Similarly, in q-Boost [7], I co-designed an optimal boost factor algorithm for auto-bidding mechanisms with publisher quality constraints, balancing advertiser and publisher interests within a unified welfare framework. Experiments on Alibaba's AuctionNet dataset demonstrate 2–6% welfare improvements over conventional approaches.

Future Plan

My long-term research agenda is to build reliable, adaptive AI agents that operate effectively in open-ended, social, and knowledge-intensive environments. I see two interconnected thrusts:

1. Cognitive agents. I plan to investigate how LLM-based agents can learn and adapt through interaction — designing algorithms that enable continuous internal strategy updates, principled uncertainty quantification, and human-like decision-making in dynamic social contexts. Key challenges include grounding symbolic reasoning in latent space, building robust world models from noisy observations, and developing verifiable self-correction mechanisms.
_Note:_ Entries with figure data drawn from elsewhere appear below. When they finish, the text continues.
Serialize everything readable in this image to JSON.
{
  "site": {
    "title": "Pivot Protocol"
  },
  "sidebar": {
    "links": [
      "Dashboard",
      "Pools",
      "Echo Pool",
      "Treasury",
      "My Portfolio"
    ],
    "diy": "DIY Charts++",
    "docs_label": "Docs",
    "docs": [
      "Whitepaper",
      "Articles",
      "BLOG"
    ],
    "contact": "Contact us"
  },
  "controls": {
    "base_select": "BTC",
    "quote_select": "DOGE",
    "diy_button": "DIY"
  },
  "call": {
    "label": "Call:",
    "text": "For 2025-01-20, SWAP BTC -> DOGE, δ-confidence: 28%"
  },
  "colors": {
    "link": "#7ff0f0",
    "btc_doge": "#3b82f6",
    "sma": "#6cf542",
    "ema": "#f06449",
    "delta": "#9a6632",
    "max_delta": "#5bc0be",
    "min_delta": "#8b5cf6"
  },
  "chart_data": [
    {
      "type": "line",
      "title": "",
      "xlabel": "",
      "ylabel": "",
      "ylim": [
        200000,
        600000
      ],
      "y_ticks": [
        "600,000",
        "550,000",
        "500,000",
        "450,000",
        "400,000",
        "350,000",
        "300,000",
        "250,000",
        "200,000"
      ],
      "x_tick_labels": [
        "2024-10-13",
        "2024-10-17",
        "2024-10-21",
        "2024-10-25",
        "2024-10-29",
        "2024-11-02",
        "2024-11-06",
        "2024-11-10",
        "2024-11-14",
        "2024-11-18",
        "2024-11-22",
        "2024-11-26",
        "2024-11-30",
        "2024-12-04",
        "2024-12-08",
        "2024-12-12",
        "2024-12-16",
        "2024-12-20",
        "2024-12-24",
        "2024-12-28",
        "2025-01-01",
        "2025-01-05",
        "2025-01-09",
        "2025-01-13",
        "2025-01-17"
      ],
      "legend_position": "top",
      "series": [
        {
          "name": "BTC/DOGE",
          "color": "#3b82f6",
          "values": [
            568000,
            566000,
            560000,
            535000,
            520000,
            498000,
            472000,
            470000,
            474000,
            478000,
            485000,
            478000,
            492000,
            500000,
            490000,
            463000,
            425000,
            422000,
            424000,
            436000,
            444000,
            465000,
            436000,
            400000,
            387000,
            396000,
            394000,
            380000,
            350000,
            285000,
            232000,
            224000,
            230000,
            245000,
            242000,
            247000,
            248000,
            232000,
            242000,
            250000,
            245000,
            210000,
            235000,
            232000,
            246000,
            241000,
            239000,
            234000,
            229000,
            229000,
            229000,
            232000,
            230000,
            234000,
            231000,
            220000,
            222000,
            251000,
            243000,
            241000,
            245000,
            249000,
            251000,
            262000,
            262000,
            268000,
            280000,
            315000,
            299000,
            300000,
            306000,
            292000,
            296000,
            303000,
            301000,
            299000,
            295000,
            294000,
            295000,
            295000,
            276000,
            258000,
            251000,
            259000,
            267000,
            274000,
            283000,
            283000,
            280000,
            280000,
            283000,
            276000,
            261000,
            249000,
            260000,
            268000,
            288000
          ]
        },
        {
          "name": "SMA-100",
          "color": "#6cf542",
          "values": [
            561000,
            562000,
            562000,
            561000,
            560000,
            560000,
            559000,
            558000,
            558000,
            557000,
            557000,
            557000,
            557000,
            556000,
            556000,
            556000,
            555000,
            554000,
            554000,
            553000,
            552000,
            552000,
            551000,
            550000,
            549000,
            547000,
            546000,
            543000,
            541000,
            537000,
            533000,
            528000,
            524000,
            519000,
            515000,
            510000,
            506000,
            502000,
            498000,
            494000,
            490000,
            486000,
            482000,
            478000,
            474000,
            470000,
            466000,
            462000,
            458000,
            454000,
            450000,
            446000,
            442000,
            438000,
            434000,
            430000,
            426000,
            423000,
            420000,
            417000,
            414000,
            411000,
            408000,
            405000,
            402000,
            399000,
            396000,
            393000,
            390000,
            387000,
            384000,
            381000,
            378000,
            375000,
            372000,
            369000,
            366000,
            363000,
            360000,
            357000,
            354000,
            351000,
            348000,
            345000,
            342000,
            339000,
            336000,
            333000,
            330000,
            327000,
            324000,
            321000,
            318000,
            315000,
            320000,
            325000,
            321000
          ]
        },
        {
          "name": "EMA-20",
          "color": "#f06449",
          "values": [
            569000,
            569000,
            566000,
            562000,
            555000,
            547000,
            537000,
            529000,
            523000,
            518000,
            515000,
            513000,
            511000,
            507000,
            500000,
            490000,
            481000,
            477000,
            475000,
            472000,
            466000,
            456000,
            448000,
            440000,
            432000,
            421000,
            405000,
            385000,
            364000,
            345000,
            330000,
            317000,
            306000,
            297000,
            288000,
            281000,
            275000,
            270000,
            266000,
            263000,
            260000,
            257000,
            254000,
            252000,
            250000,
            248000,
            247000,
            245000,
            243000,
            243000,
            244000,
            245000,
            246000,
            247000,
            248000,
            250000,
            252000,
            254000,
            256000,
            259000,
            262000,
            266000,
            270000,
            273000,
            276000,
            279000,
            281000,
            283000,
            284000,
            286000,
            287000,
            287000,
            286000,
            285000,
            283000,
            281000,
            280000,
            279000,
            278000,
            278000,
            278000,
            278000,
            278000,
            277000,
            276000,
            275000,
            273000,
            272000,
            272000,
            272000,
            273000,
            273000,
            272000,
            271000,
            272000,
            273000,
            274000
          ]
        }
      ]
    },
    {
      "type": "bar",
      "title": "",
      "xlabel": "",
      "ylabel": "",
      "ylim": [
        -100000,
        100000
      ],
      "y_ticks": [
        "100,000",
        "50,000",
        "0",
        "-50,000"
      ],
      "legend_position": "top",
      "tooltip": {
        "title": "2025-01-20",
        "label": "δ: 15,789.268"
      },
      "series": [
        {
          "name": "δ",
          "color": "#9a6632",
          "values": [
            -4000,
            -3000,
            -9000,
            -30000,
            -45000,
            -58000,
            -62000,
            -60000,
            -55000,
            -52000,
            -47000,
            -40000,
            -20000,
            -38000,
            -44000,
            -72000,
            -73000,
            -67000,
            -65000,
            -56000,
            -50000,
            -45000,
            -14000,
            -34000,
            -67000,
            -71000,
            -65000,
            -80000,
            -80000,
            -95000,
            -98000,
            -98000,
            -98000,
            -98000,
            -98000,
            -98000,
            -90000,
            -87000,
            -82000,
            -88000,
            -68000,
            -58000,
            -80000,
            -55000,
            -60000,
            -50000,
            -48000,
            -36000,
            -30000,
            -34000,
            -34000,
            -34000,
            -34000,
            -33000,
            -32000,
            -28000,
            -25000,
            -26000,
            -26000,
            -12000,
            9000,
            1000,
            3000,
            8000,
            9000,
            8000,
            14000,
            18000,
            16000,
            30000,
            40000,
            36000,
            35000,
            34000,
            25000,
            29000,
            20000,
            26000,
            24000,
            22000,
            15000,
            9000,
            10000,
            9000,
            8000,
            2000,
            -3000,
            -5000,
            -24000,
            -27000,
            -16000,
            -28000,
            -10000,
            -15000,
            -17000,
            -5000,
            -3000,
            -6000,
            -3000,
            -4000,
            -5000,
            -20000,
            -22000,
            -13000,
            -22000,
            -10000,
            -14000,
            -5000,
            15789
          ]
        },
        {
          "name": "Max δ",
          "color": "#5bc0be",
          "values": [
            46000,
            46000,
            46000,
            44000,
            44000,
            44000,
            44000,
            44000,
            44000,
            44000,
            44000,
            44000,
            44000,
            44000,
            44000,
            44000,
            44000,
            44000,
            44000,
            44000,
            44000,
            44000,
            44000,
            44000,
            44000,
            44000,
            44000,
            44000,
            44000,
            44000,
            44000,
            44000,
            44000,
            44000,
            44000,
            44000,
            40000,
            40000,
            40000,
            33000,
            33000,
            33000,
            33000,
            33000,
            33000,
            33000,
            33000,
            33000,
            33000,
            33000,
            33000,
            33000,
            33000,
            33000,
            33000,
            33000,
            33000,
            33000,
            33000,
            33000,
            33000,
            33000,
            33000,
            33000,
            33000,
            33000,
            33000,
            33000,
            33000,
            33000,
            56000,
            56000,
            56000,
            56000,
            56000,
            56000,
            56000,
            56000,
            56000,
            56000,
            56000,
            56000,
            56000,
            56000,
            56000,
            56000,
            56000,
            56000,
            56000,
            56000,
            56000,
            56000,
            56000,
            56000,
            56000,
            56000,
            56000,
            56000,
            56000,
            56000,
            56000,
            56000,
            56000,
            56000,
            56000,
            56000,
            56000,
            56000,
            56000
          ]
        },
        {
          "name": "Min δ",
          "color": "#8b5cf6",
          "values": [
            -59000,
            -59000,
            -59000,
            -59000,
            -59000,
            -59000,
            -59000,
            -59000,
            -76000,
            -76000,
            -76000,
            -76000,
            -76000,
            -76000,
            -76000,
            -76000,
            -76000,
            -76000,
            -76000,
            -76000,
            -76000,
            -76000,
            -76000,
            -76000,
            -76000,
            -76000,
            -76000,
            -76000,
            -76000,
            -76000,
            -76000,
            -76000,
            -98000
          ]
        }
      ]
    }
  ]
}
2. Multi-agent social intelligence. At the collective level, I aim to build interactive agent societies that serve as high-fidelity simulations for studying coordination, cooperation, and competition at scale. In such environments, we can observe emergent social patterns — norms, trust, strategic adaptation — arising from the accumulation of individual behaviors. These simulations will provide both scientific insight into collective intelligence and engineering foundations for robust multi-agent deployments.

References

  1. Yu Huo*, Yating Li*, and Xiaoying Tang. FedGF: Layer-Wise Federated Learning with Group Fairness Guarantees. ICIC 2025. Link.
  2. Yu Huo*, Siyu Zhang*, Kun Zeng*, Haoyue Liu, Owen Lee, Junlin Chen, Yuquan Lu, Yifu Guo, Yaodong Liang, and Xiaoying Tang. Shape of Thought: Progressive Object Assembly via Visual Chain-of-Thought. ICML 2026. Link.
  3. Chengzhi Liu*, Yu Huo*, Yue Fan, Qingyue Wei, Sheng Liu, and Xin Eric Wang. Reasoning Within the Mind: Dynamic Multimodal Interleaving in Latent Space. arXiv preprint arXiv:2512.12623, 2025. Link.
  4. Yu Huo*, Kun Zeng*, Siyu Zhang*, Yuquan Lu, Cheng Yang, Yifu Guo, and Xiaoying Tang. RepoShapley: Shapley-Enhanced Context Filtering for Repository-Level Code Completion. ACL 2026. Link.
  5. Yiyang Guo, Shuai Chen, Yuquan Lu, Jiarui Lin, Zongwei Xu, Jin Lin, Siyu Zhang, Cheng Yang, Jiawei Li, Yiming Li, Yu Huo, and Ruicheng Wang. From Brewing to Resolution: Tracing the Internal Lifecycle of Code Reasoning in LLMs. COLM 2026 (Submission). Link.
  6. Kun Zeng*, Yu Huo*, Siyu Zhang, Zi Ye, Yuecheng Zhuo, Haoyue Liu, Yuquan Lu, Junhao Wen, and Xiaoying Tang. Group of Skills: Group-Structured Skill Retrieval for Agent Skill Libraries. arXiv preprint arXiv:2605.06978, 2026. Link.
  7. Huanyu Yan*, Yu Huo*, Min Lu, Weitong Ou, Xingyan Shi, Ruihe Shi, and Xiaoying Tang. Optimal Boost Design for Auto-bidding Mechanism with Publisher Quality Constraints. arXiv preprint arXiv:2508.08772, 2025. Link.